What is skin and soft tissue surgery?
Skin and soft tissue surgery is also known as “minor surgery.” It is a surgical intervention to remove lesions in the skin or in the fatty tissue that is under it. These lesions include moles, warts, lipomas, sebaceous cysts or malignant tumors. It is a common surgery and carries a small risk of complications. In most cases, local anesthesia is used and you can return home after the intervention.
In the case of anticoagulant treatment or treatment that facilitates bleeding, the anesthesiologist, haematologist, cardiologist or family doctor will inform about the attitude to follow.

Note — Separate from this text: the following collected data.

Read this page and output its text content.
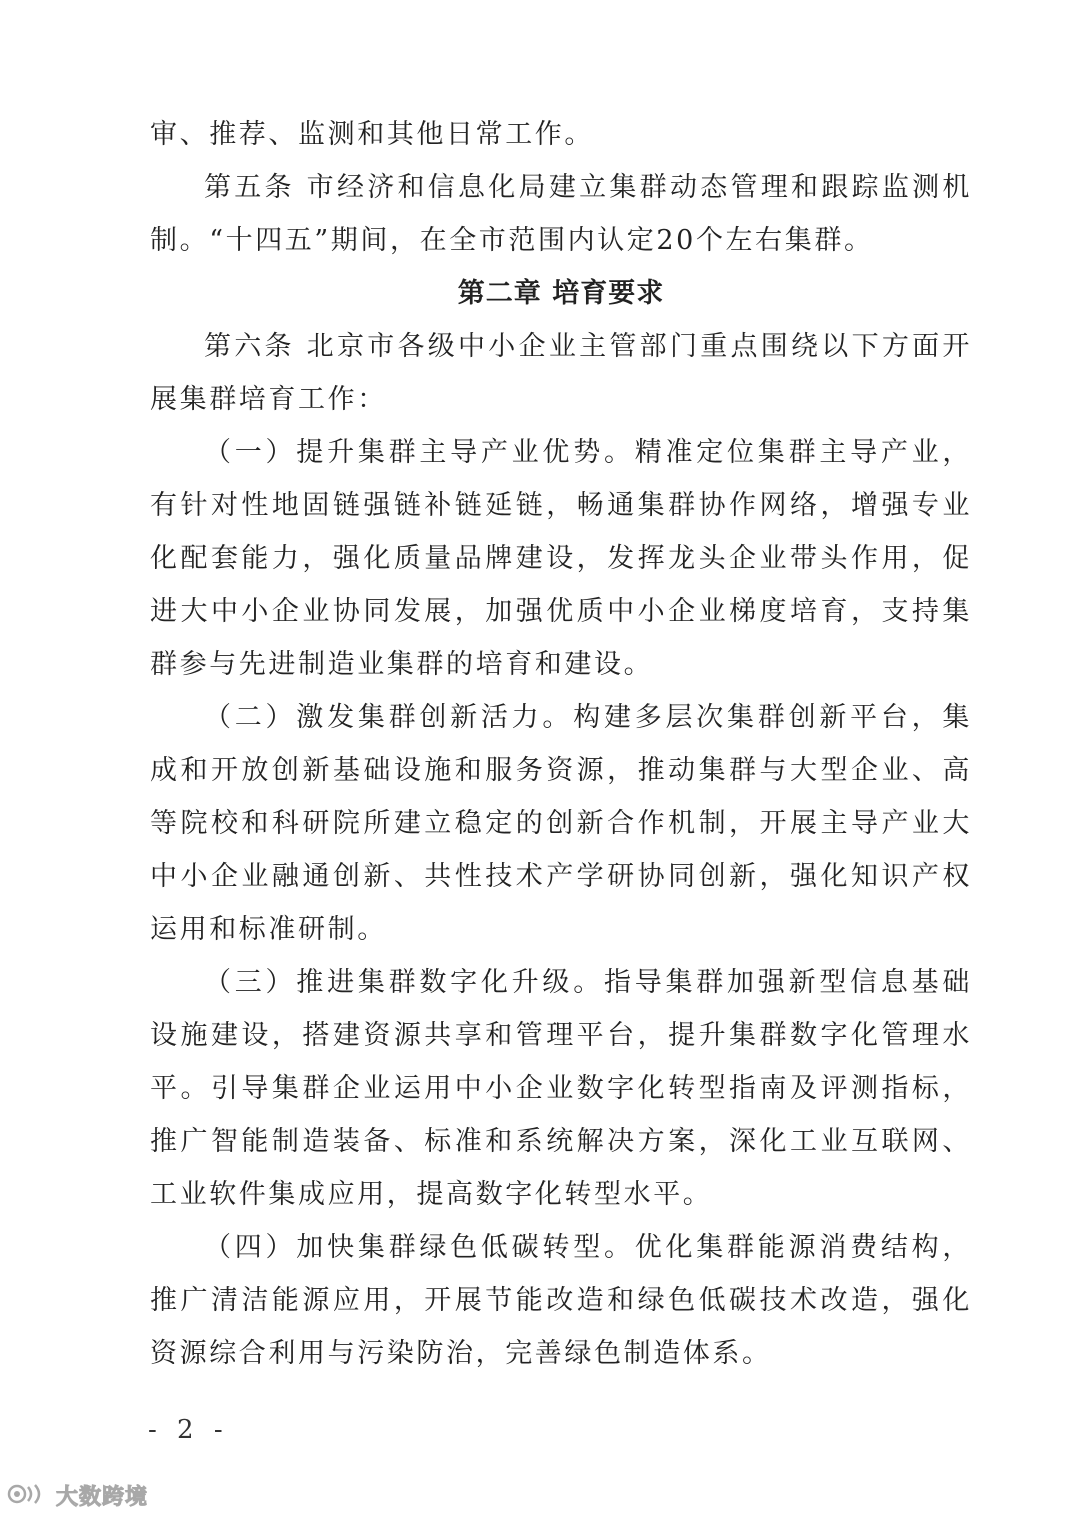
审、推荐、监测和其他日常工作。

第五条 市经济和信息化局建立集群动态管理和跟踪监测机制。“十四五”期间，在全市范围内认定20个左右集群。

第二章 培育要求

第六条 北京市各级中小企业主管部门重点围绕以下方面开展集群培育工作：

（一）提升集群主导产业优势。精准定位集群主导产业，有针对性地固链强链补链延链，畅通集群协作网络，增强专业化配套能力，强化质量品牌建设，发挥龙头企业带头作用，促进大中小企业协同发展，加强优质中小企业梯度培育，支持集群参与先进制造业集群的培育和建设。

（二）激发集群创新活力。构建多层次集群创新平台，集成和开放创新基础设施和服务资源，推动集群与大型企业、高等院校和科研院所建立稳定的创新合作机制，开展主导产业大中小企业融通创新、共性技术产学研协同创新，强化知识产权运用和标准研制。

（三）推进集群数字化升级。指导集群加强新型信息基础设施建设，搭建资源共享和管理平台，提升集群数字化管理水平。引导集群企业运用中小企业数字化转型指南及评测指标，推广智能制造装备、标准和系统解决方案，深化工业互联网、工业软件集成应用，提高数字化转型水平。

（四）加快集群绿色低碳转型。优化集群能源消费结构，推广清洁能源应用，开展节能改造和绿色低碳技术改造，强化资源综合利用与污染防治，完善绿色制造体系。

- 2 -
大数跨境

How is the preparation prior to the intervention?
FOOD AND MEDICINE
In preparation for minor surgery, your surgeon may ask you to do the following:
- Do not eat large meals before surgery. You may have a sip of water with your medications, but avoid eating and drinking for at least six hours before surgery.

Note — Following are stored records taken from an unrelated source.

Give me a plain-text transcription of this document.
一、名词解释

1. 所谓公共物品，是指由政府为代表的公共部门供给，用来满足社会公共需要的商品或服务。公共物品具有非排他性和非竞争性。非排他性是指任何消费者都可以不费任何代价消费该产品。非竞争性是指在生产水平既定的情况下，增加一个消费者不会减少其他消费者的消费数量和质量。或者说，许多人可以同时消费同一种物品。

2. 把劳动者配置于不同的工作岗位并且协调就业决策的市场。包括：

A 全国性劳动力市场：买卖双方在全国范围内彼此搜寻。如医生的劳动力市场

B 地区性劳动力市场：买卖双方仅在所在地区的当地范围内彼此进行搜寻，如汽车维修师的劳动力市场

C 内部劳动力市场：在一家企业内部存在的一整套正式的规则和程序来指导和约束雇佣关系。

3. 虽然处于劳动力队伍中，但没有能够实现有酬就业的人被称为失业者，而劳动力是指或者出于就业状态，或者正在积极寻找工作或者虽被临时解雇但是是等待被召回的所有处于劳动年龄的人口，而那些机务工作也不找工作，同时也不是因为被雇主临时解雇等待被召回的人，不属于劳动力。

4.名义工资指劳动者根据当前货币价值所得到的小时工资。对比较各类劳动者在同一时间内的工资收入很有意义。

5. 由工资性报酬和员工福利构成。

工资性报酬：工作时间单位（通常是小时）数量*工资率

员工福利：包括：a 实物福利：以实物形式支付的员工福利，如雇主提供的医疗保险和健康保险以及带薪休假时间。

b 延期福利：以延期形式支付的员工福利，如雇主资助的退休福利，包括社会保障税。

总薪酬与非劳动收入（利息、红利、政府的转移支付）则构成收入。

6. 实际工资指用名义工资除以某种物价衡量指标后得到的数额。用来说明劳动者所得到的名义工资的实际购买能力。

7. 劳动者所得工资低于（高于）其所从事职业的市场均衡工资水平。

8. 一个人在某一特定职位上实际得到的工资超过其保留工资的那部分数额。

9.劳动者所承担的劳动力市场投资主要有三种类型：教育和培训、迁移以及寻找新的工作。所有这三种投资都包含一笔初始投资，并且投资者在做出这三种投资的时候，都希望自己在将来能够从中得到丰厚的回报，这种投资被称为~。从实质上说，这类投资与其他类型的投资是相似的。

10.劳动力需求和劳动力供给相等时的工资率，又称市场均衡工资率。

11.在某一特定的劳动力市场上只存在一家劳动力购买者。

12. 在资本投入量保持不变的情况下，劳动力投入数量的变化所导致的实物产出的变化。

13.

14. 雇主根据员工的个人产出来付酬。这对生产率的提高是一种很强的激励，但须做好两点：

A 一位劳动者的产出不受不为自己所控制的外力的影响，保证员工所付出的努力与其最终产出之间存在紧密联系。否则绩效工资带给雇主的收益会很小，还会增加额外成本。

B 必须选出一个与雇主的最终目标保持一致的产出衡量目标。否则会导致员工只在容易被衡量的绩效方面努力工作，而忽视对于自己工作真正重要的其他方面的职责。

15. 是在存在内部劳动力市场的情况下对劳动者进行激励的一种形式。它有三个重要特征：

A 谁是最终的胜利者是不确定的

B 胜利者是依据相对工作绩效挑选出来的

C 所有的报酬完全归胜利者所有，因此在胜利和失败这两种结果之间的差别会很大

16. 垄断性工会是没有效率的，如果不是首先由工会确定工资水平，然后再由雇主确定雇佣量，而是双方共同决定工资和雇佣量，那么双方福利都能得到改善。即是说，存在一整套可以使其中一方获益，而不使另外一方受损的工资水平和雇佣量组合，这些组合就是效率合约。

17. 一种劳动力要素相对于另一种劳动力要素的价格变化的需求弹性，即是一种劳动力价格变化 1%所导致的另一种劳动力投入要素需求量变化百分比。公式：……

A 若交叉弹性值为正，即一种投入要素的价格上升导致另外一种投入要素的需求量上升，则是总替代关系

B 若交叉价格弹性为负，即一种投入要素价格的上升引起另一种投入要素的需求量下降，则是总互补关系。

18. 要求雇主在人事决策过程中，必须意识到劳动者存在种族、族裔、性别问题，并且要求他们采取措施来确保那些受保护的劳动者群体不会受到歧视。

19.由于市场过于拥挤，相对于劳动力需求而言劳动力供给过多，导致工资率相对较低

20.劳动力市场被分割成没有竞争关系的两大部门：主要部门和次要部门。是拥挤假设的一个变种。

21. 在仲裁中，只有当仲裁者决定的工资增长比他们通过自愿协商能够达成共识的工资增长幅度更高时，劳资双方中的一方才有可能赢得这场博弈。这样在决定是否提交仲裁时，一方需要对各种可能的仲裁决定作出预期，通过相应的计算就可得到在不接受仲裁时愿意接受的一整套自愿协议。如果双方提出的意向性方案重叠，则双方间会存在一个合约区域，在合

- Discontinue certain medications and supplements. Talk to your doctor about all medications and supplements you take. You continue to take most medications as directed by your doctor. Your doctor may ask you to stop certain medications and supplements because they can increase your risk of bleeding.
How is the surgery performed? (type of incision, resection, type of drainage, anesthesia)
BEFORE THE INTERVENTION
Skin and soft tissue surgery is usually performed under local anesthesia. In exceptions, we can use intravenous drugs (sedation) to make you more comfortable during the procedure.
DURING THE PROCEDURE
The surgeon makes an incision, proceeds to remove the lesion and then the wound is sutured. This intervention will not last more than thirty minutes.
What happens after the surgery?
After surgery, the patient will go home. We recommend not driving for the home transfer.
HOW IS THE RECOVERY AT HOME?
Our premise is to be active in recovery. For this reason, we encourage the patient to walk daily, we recommend walking at least 60 minutes each day both inside and outside the house. Important physical efforts that may affect wound healing should always be avoided.
When you are discharged home, you will be prescribed medication to make you feel as comfortable as possible. You will resume your previous medication following the surgeon’s recommendations, since some drug may not be recommended in the first days after surgery. Normally, the taking of painkillers is indicated to control the pain.
In relation to food, we recommend your usual diet.
You can wet your wounds when you wash yourself and then gently dry them with the application of any antiseptic (chlorhexidine, povidone-iodine, crystalmine…). These wounds should be evaluated by nursing around 7 and 10 days after surgery.
Almost total recovery can take approximately one to two weeks after the intervention
What are the risks of skin and soft tissue surgery?
The normal thing is that your intervention proceeds without incidents but you must know the potential complications.
Less serious and frequent risks: Infection, bleeding or alteration in the healing of the surgical wound. Dehiscence (opening) of the wound. Prolonged pain in the area of the operation. Local allergic reactions to the anesthetic, such as itching or redness around the lesion.
Infrequent and serious risks: Serious allergic reactions to the anesthetic, including anaphylactic shock.
Infrequent risks: Reproduction of the lesion.
These complications are usually resolved with medical treatment (medicines, serums, etc.), but they may require a reoperation, usually an emergency, and in exceptional cases death may occur.
Your risk of complications depends on your overall health and the reason you’re having this surgery.